Dyer, students earn 2021 Distinguished Paper Award

May 24, 2021      By Victoria Grdina

Robert Dyer.
Robert Dyer.

Computer science and engineering assistant professor Robert Dyer and his students, Samuel W. Flint and Jigyasa Chauhan, were honored with a 2021 Distinguished Paper Award. 

Dyer and his students received the award for their work on investigating the use of time-based data at the 18th International Conference on Mining Software Repositories (MSR), which was held virtually this year. 

The paper, titled "Escaping the Time Pit: Pitfalls and Guidelines for using Time-Based Git Data", was co-authored by Samuel W. Flint, Jigyasa Chauhan, and Robert Dyer, and will be presented by Flint.

The paper investigates how time-based data has been used over the course of the 16 years of the MSR conference. Time data appears in artifacts such as project metadata, Git repositories and commits, issue reports, pull requests, etc. The paper first surveys 690 prior research papers published at MSR to see how researchers have used time-based data in the past, finding that at least one third of papers have utilized this kind of data. Based on those results showing that Git commit data from GitHub is the most used kind of time data, the paper then investigates potential problems with Git commit data. Utilizing the Boainfrastructure, the paper looks at potential problems with Git commit timestamps such as invalid timestamps (e.g., the number 0 or -1), timestamps that appear to be too old (before version control was commonly used) or in the future, or commits that appear to have a date older than the parent commit's date. Overall, the investigation showed thousands of potentially bad commit timestamps from hundreds of projects, often the result of automated tool use. The paper then recommends guidelines to future researchers for filtering their data to avoid these potentially invalid timestamps, such as filtering data before January 2014 and removing a small set of projects that contain a lot of bad data.

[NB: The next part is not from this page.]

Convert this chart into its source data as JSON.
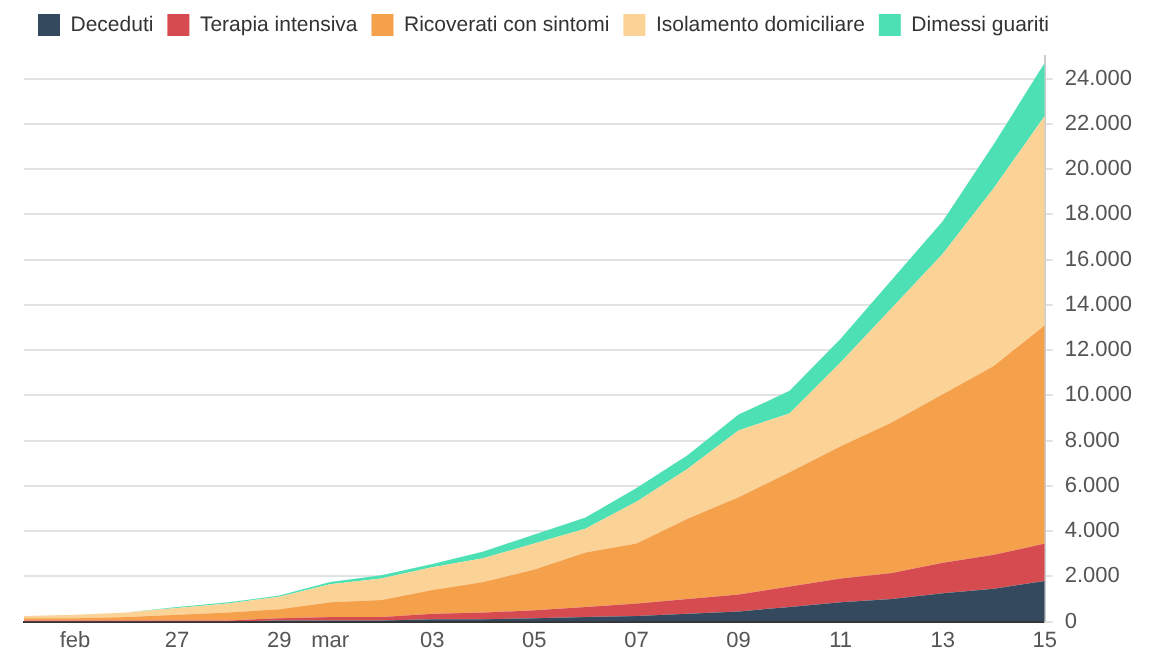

Dyer is a member of ESQuaReD, or The Laboratory for Empirically-based Software Quality Research and Development. Flint, a co-author of the paper, is a first year Ph.D. student working in the field of empirical software engineering. Chauhan, a co-author of the paper, is a first year master's student working in the field of empirical software engineering and data mining.

View the full presentationpaper preprintconference schedule, and the paper's dataset.

The International Conference on Mining Software Repositories (MSR) is the premier international forum for researchers and practitioners from academia, industry, and government to present, discuss, and debate the most recent ideas, experiences, and challenges in mining software repository data, such as that found on GitHub.